Ils ne peuvent justifier le croquis "après" qui figure sous le texte incriminé et qui montre une silhouette, sans panty, ayant perdu les bourrelets disgracieux apparaissent sur le croquis "avant" ; la perte de poids par sujet testé étant " peu significative ".
Il résulte des conditions d'existence actuelles, que les corps féminins ont tendance à grossir de façon lente mais inopinée ; beaucoup de femmes sont à la recherche du produit "miracle" qui leur permettra de s'amincir vite et sans effort ; de la façon dont il est présenté Z paraît être ce produit miraculeux, leur permettant d'agir vite "efficacement et sans effort" est présenté faussement comme agissant par " son effort thermique localisé " affine la silhouette.
Cette publicité est donc de nature à induire en erreur ; il appartient à M Francis Directeur de publication, au courant des techniques publicitaires et du marketing d'être vigilant dans un domaine touchant à la fois la santé et à l'esthétique du consommateur, et plus généralement à leur forme pour lequel il existe une sensibilité très particulière et bien connue des annonceurs.
Ainsi en acceptant de diffuser la publicité susvisée, aux allégations manifestement mensongères, accompagnées de croquis permettant des résultats impossibles, M Francis s'est rendu coupable du délit de complicité qui lui est reproché.
Il est nécessaire de disjoindre son cas et d'ordonner sa condamnation dans les termes du dispositif.
L'Union Fédérale des Consommateurs " Que Choisir " se constitue partie civile et demande à la Cour de condamner M Francis à lui verser la somme de 50 000 F de dommages-intérêts et celle de 3 000 F au titre de l'article 475-1 du Code de procédure pénale.
Cette association ayant pour objet la défense des consommateurs l'UFC Que Choisir, a subi du fait de l'infraction reprochée au prévenu M un préjudice personnel dont il lui doit réparation dans les termes du dispositif.
Elle sera déboutée de sa demande à l'encontre du magazine Y qui n'a pas été cité dans cette affaire.

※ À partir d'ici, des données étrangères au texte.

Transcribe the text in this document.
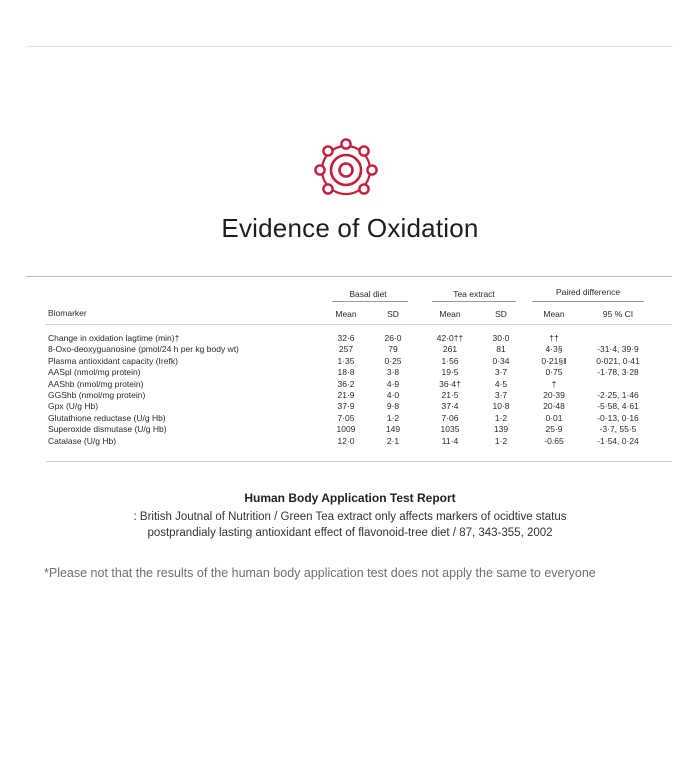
Evidence of Oxidation
Basal diet	Tea extract	Paired difference
Biomarker	Mean	SD	Mean	SD	Mean	95 % CI
Change in oxidation lagtime (min)†	32·6	26·0	42·0††	30·0	††
8-Oxo-deoxyguanosine (pmol/24 h per kg body wt)	257	79	261	81	4·3§	-31·4, 39·9
Plasma antioxidant capacity (Irefk)	1·35	0·25	1·56	0·34	0·21§‖	0·021, 0·41
AASpl (nmol/mg protein)	18·8	3·8	19·5	3·7	0·75	-1·78, 3·28
AAShb (nmol/mg protein)	36·2	4·9	36·4†	4·5	†
GGShb (nmol/mg protein)	21·9	4·0	21·5	3·7	20·39	-2·25, 1·46
Gpx (U/g Hb)	37·9	9·8	37·4	10·8	20·48	-5·58, 4·61
Glutathione reductase (U/g Hb)	7·05	1·2	7·06	1·2	0·01	-0·13, 0·16
Superoxide dismutase (U/g Hb)	1009	149	1035	139	25·9	-3·7, 55·5
Catalase (U/g Hb)	12·0	2·1	11·4	1·2	-0.65	-1·54, 0·24
Human Body Application Test Report
: British Joutnal of Nutrition / Green Tea extract only affects markers of ocidtive status
postprandialy lasting antioxidant effect of flavonoid-tree diet / 87, 343-355, 2002
*Please not that the results of the human body application test does not apply the same to everyone
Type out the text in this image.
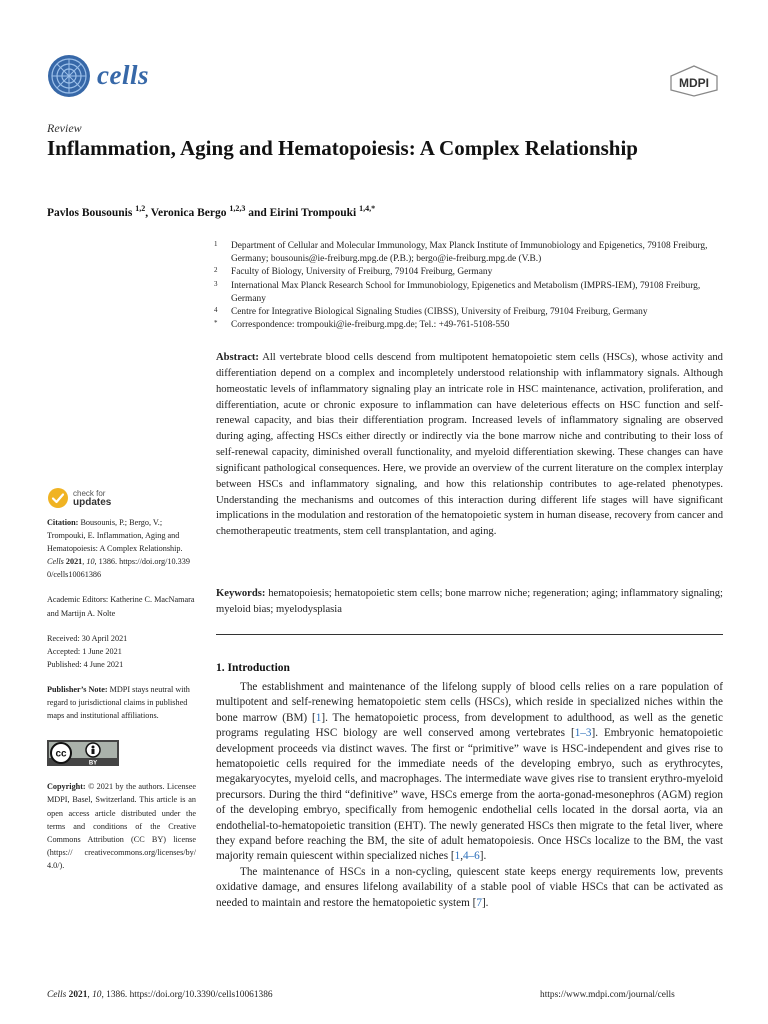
cells	MDPI
Review
Inflammation, Aging and Hematopoiesis: A Complex Relationship
Pavlos Bousounis $^{1,2}$, Veronica Bergo $^{1,2,3}$ and Eirini Trompouki $^{1,4,*}$
1	Department of Cellular and Molecular Immunology, Max Planck Institute of Immunobiology and Epigenetics, 79108 Freiburg, Germany; bousounis@ie-freiburg.mpg.de (P.B.); bergo@ie-freiburg.mpg.de (V.B.)
2	Faculty of Biology, University of Freiburg, 79104 Freiburg, Germany
3	International Max Planck Research School for Immunobiology, Epigenetics and Metabolism (IMPRS-IEM), 79108 Freiburg, Germany
4	Centre for Integrative Biological Signaling Studies (CIBSS), University of Freiburg, 79104 Freiburg, Germany
*	Correspondence: trompouki@ie-freiburg.mpg.de; Tel.: +49-761-5108-550
Abstract: All vertebrate blood cells descend from multipotent hematopoietic stem cells (HSCs), whose activity and differentiation depend on a complex and incompletely understood relationship with inflammatory signals. Although homeostatic levels of inflammatory signaling play an intricate role in HSC maintenance, activation, proliferation, and differentiation, acute or chronic exposure to inflammation can have deleterious effects on HSC function and self-renewal capacity, and bias their differentiation program. Increased levels of inflammatory signaling are observed during aging, affecting HSCs either directly or indirectly via the bone marrow niche and contributing to their loss of self-renewal capacity, diminished overall functionality, and myeloid differentiation skewing. These changes can have significant pathological consequences. Here, we provide an overview of the current literature on the complex interplay between HSCs and inflammatory signaling, and how this relationship contributes to age-related phenotypes. Understanding the mechanisms and outcomes of this interaction during different life stages will have significant implications in the modulation and restoration of the hematopoietic system in human disease, recovery from cancer and chemotherapeutic treatments, stem cell transplantation, and aging.
Keywords: hematopoiesis; hematopoietic stem cells; bone marrow niche; regeneration; aging; inflammatory signaling; myeloid bias; myelodysplasia
check for
updates

Citation: Bousounis, P.; Bergo, V.; Trompouki, E. Inflammation, Aging and Hematopoiesis: A Complex Relationship. Cells 2021, 10, 1386. https://doi.org/10.3390/cells10061386

Academic Editors: Katherine C. MacNamara and Martijn A. Nolte

Received: 30 April 2021

Accepted: 1 June 2021

Published: 4 June 2021

Publisher’s Note: MDPI stays neutral with regard to jurisdictional claims in published maps and institutional affiliations.

cc
BY

Copyright: © 2021 by the authors. Licensee MDPI, Basel, Switzerland. This article is an open access article distributed under the terms and conditions of the Creative Commons Attribution (CC BY) license (https:// creativecommons.org/licenses/by/ 4.0/).

1. Introduction

The establishment and maintenance of the lifelong supply of blood cells relies on a rare population of multipotent and self-renewing hematopoietic stem cells (HSCs), which reside in specialized niches within the bone marrow (BM) [1]. The hematopoietic process, from development to adulthood, as well as the genetic programs regulating HSC biology are well conserved among vertebrates [1–3]. Embryonic hematopoietic development proceeds via distinct waves. The first or “primitive” wave is HSC-independent and gives rise to hematopoietic cells required for the immediate needs of the developing embryo, such as erythrocytes, megakaryocytes, myeloid cells, and macrophages. The intermediate wave gives rise to transient erythro-myeloid precursors. During the third “definitive” wave, HSCs emerge from the aorta-gonad-mesonephros (AGM) region of the developing embryo, specifically from hemogenic endothelial cells located in the dorsal aorta, via an endothelial-to-hematopoietic transition (EHT). The newly generated HSCs then migrate to the fetal liver, where they expand before reaching the BM, the site of adult hematopoiesis. Once HSCs localize to the BM, the vast majority remain quiescent within specialized niches [1,4–6].

The maintenance of HSCs in a non-cycling, quiescent state keeps energy requirements low, prevents oxidative damage, and ensures lifelong availability of a stable pool of viable HSCs that can be activated as needed to maintain and restore the hematopoietic system [7].

Cells 2021, 10, 1386. https://doi.org/10.3390/cells10061386	https://www.mdpi.com/journal/cells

Par ces motifs, LA COUR, statuant publiquement et contradictoirement, reçoit les appels du prévenu et du Ministère public, confirme la décision de disjonction concernant M Francis, confirme le jugement entrepris en le déclarant coupable du délit de complicité de nature mensongère et de nature à induire en erreur, Condamne en conséquence M Francis à 20 000 F d'amende et à payer à I'UFC Que Choisir la somme de 10 000 F à titre de dommages-intérêts et celle de 1 500 F en application de l'article 475-1 du Code de procédure pénale. La présente décision est assujettie à un droit fixe de procédure de 800 F dont est redevable le condamné.